Amid the rapid growth of what it calls “augmented intelligence” (AI) in health care, the American Medical Association (AMA) has issued a set of principles to channel the technology’s development and use in ways that maximize its benefits and minimize potential harm to patients and clinicians.
“The AMA recognizes the immense potential of health care AI in enhancing diagnostic accuracy, treatment outcomes, and patient care,” AMA President Jesse M. Ehrenfeld, M.D., M.P.H. said in a statement. “However, this transformative power comes with ethical considerations and potential risks that demand a proactive and principled approach to the oversight and governance of health care AI.”
Ehrenfeld said the principles will guide the AMA’s discussions with lawmakers and industry stakeholders on policies to regulate the development and use of AI in health care. The areas the principles address are:
- Oversight: The association encourages a government-wide approach to implement policies to mitigate risks associated with health care AI, while acknowledging that non-government entities have a role in appropriate oversight and governance of health care AI.
- Transparency: Key characteristics and information regarding the design, development, and deployment of AI processes should be mandated by law where possible, including potential sources of inequity in problem formulation, inputs, and implementation. It calls transparency “essential for the use of AI in health care to establish trust among patients and physicians.”
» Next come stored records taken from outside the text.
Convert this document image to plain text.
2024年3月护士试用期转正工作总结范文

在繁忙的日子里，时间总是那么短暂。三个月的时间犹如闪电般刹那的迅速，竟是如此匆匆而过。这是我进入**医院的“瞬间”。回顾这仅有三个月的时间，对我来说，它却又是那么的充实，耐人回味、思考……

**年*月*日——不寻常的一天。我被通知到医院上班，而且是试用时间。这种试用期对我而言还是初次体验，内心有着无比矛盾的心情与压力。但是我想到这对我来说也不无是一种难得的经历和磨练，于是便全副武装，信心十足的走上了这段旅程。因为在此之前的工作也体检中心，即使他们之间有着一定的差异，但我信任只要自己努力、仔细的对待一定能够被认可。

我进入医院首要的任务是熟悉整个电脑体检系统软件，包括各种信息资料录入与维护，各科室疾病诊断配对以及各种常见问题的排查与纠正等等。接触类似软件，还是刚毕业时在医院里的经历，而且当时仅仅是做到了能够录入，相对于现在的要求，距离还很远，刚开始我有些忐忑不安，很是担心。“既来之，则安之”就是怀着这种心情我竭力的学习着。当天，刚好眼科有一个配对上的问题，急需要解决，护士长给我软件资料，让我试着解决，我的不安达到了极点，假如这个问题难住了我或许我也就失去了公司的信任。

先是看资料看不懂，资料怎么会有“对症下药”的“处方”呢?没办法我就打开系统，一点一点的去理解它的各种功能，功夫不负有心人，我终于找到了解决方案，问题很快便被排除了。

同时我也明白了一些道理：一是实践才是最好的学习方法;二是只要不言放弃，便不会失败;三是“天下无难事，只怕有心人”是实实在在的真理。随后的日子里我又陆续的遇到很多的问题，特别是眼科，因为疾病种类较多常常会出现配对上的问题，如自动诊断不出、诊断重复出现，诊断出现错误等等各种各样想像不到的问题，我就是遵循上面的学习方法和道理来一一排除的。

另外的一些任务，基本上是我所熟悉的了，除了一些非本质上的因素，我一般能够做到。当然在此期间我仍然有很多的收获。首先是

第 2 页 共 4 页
- Disclosure and documentation: The statement calls for “appropriate disclosure and documentation when AI directly impacts patient care, access to care, medical decision making, communications, or the medical record.”
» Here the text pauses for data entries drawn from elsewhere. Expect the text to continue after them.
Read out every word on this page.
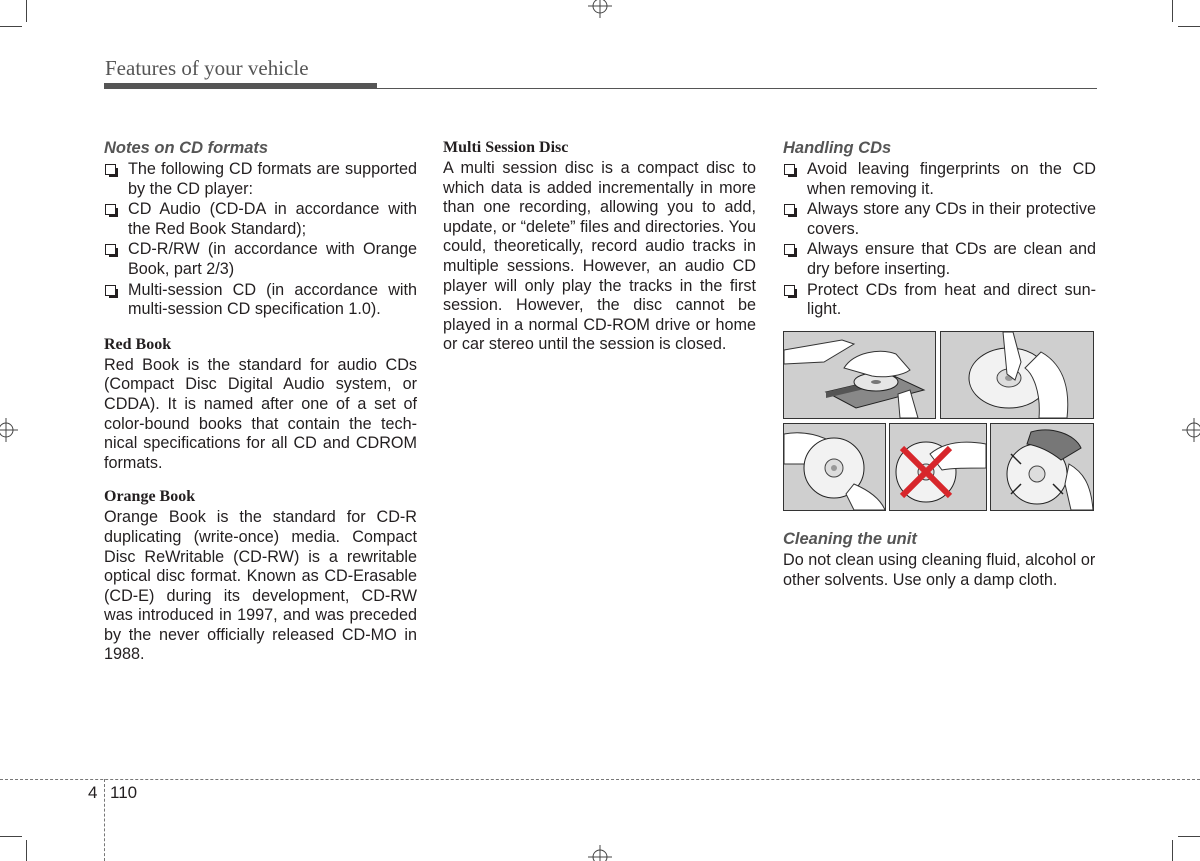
Features of your vehicle
Notes on CD formats
The following CD formats are supported by the CD player:
CD Audio (CD-DA in accordance with the Red Book Standard);
CD-R/RW (in accordance with Orange Book, part 2/3)
Multi-session CD (in accordance with multi-session CD specification 1.0).
Red Book

Red Book is the standard for audio CDs (Compact Disc Digital Audio system, or CDDA). It is named after one of a set of color-bound books that contain the technical specifications for all CD and CDROM formats.

Orange Book

Orange Book is the standard for CD-R duplicating (write-once) media. Compact Disc ReWritable (CD-RW) is a rewritable optical disc format. Known as CD-Erasable (CD-E) during its development, CD-RW was introduced in 1997, and was preceded by the never officially released CD-MO in 1988.

Multi Session Disc

A multi session disc is a compact disc to which data is added incrementally in more than one recording, allowing you to add, update, or “delete” files and directories. You could, theoretically, record audio tracks in multiple sessions. However, an audio CD player will only play the tracks in the first session. However, the disc cannot be played in a normal CD-ROM drive or home or car stereo until the session is closed.

Handling CDs
Avoid leaving fingerprints on the CD when removing it.
Always store any CDs in their protective covers.
Always ensure that CDs are clean and dry before inserting.
Protect CDs from heat and direct sunlight.
Cleaning the unit

Do not clean using cleaning fluid, alcohol or other solvents. Use only a damp cloth.

4 110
- Generative AI: The statement encourages health care organizations to develop and adopt policies that anticipate and minimize the potential negative effects of generative AI, and to have these policies in place prior to its adoption.
- Privacy and security: The statement says AI developers have a responsibility to design their systems with privacy in mind, and that developers and health care organizations must implement safeguards to assure patients that their personal information is handled responsibly. Strengthening AI systems against cybersecurity threats is crucial to their reliability, resiliency, and safety.
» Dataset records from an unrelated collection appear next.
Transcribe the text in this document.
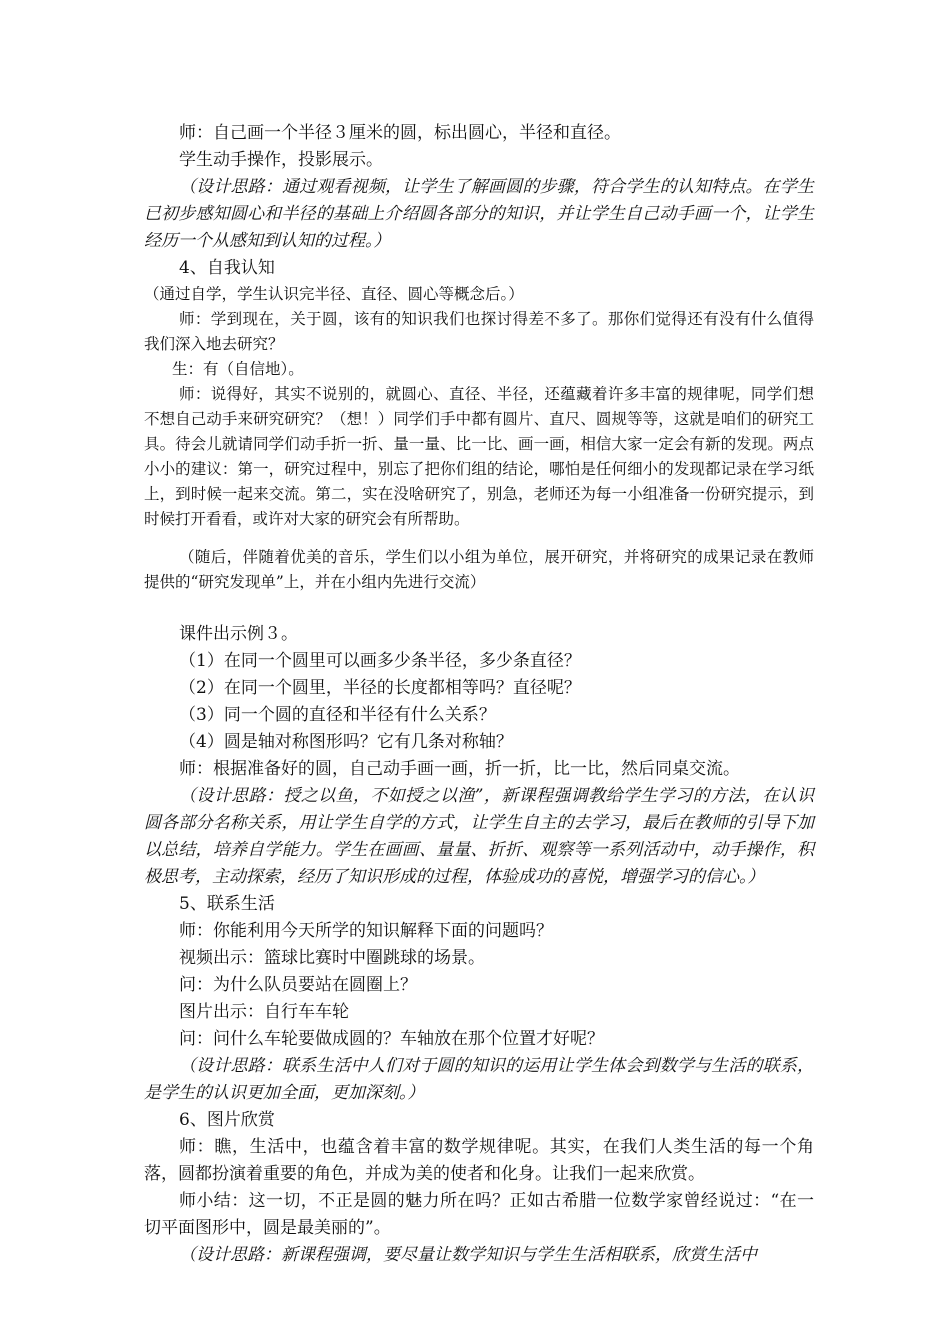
师：自己画一个半径３厘米的圆，标出圆心，半径和直径。

学生动手操作，投影展示。

（设计思路：通过观看视频，让学生了解画圆的步骤，符合学生的认知特点。在学生已初步感知圆心和半径的基础上介绍圆各部分的知识，并让学生自己动手画一个，让学生经历一个从感知到认知的过程。）

4、自我认知

（通过自学，学生认识完半径、直径、圆心等概念后。）

师：学到现在，关于圆，该有的知识我们也探讨得差不多了。那你们觉得还有没有什么值得我们深入地去研究？

生：有（自信地）。

师：说得好，其实不说别的，就圆心、直径、半径，还蕴藏着许多丰富的规律呢，同学们想不想自己动手来研究研究？（想！）同学们手中都有圆片、直尺、圆规等等，这就是咱们的研究工具。待会儿就请同学们动手折一折、量一量、比一比、画一画，相信大家一定会有新的发现。两点小小的建议：第一，研究过程中，别忘了把你们组的结论，哪怕是任何细小的发现都记录在学习纸上，到时候一起来交流。第二，实在没啥研究了，别急，老师还为每一小组准备一份研究提示，到时候打开看看，或许对大家的研究会有所帮助。

（随后，伴随着优美的音乐，学生们以小组为单位，展开研究，并将研究的成果记录在教师提供的“研究发现单”上，并在小组内先进行交流）

课件出示例３。

（1）在同一个圆里可以画多少条半径，多少条直径？

（2）在同一个圆里，半径的长度都相等吗？直径呢？

（3）同一个圆的直径和半径有什么关系？

（4）圆是轴对称图形吗？它有几条对称轴？

师：根据准备好的圆，自己动手画一画，折一折，比一比，然后同桌交流。

（设计思路：授之以鱼，不如授之以渔”，新课程强调教给学生学习的方法，在认识圆各部分名称关系，用让学生自学的方式，让学生自主的去学习，最后在教师的引导下加以总结，培养自学能力。学生在画画、量量、折折、观察等一系列活动中，动手操作，积极思考，主动探索，经历了知识形成的过程，体验成功的喜悦，增强学习的信心。）

5、联系生活

师：你能利用今天所学的知识解释下面的问题吗？

视频出示：篮球比赛时中圈跳球的场景。

问：为什么队员要站在圆圈上？

图片出示：自行车车轮

问：问什么车轮要做成圆的？车轴放在那个位置才好呢？

（设计思路：联系生活中人们对于圆的知识的运用让学生体会到数学与生活的联系，是学生的认识更加全面，更加深刻。）

6、图片欣赏

师：瞧，生活中，也蕴含着丰富的数学规律呢。其实，在我们人类生活的每一个角落，圆都扮演着重要的角色，并成为美的使者和化身。让我们一起来欣赏。

师小结：这一切，不正是圆的魅力所在吗？正如古希腊一位数学家曾经说过：“在一切平面图形中，圆是最美丽的”。

（设计思路：新课程强调，要尽量让数学知识与学生生活相联系，欣赏生活中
- Bias mitigation: To promote equitable health care outcomes and a fair and inclusive health care system, the AMA calls for proactively identifying and mitigating bias in AI algorithms.
- Liability: The association says it will “continue to advocate to ensure that physician liability for the use of AI-enabled technologies is limited and adheres to current legal approaches to medical liability.”
The statement also urges payors not to use automated decision-making systems in a way that reduces access to needed care or withholds care from specific groups. “Steps should be taken to ensure that these systems are not overriding clinical judgement and do not eliminate human review of individual circumstances,” it says.